Acto seguido, me acerqué a ella mirándola a los ojos; no demasiado rápido, para que no me temiera; ni demasiado lento, para que no pudiese escapar de mi abrazo. Sujetaba el asa colgada de mi mochila con una mano mientras que con mi otra mano rodeaba la cintura de C, muy pegada a mi. Respiré hondo y la miré a los ojos antes de lanzar un mordisco a su boca lleno de pasión. Ella abrazó mi espalda y correspondió mis caricias dentro de su boca con una lengua complaciente y cariñosa. Nos movimos rápidamente hacia uno de los baños para evitar que alguien pudiese vernos y cerramos la puerta con el pestillo.

Solté la mochila en el suelo y abracé su cuerpo completamente. Ya no existía el nerviosismo anterior, todo era excitación y pasión en nuestros movimientos. Abracé su trasero y lo apreté firme mientras devoraba su cuello con cuidado para no dejar marcas. Abrí mi pantalón y mi cremallera e invité con un gesto de mi mano a que entrase la suya bajo mi ropa interior. Dentro esperaba mi polla notablemente erecta a que su mano entrase y acariciase la caliente carne.

Bajé un poco mi pantalón para que pudiese masturbarme más cómodamente. A veces separaba sus labios de los mios y me miraba, buscando algo en mi mirada, evitando mis labios una primera vez, pero no una segunda.

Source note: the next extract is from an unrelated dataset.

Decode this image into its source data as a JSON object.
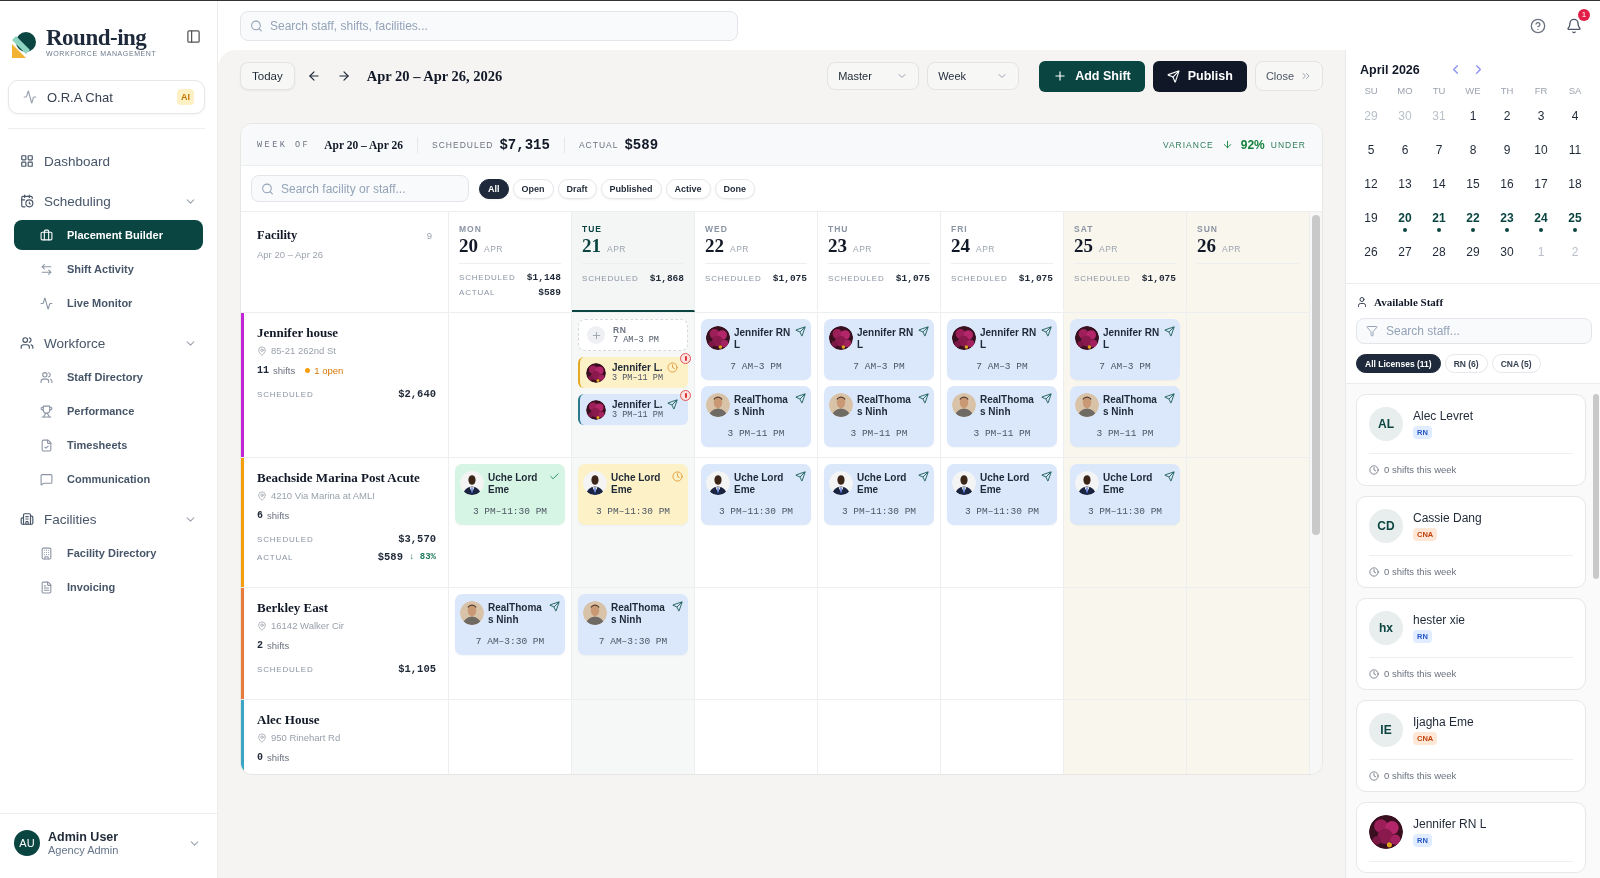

Acaricié sus pechos por debajo del sujetador. Eran pequeños, pero sus pezones estaban muy excitados y duros. Estaban muy sensibles en ese momento y sintió un gran placer cuando notó mis labios sobre uno de ellos, mojándolo y acariciándolo con la lengua salivada. No pares- le dije al oído mientras acariciaba su cabello. Una de sus manos apretaba mi trasero mientras la otra se afanaba en realizarme una paja, por lo cual ya estaba ligeramente manchada de mi.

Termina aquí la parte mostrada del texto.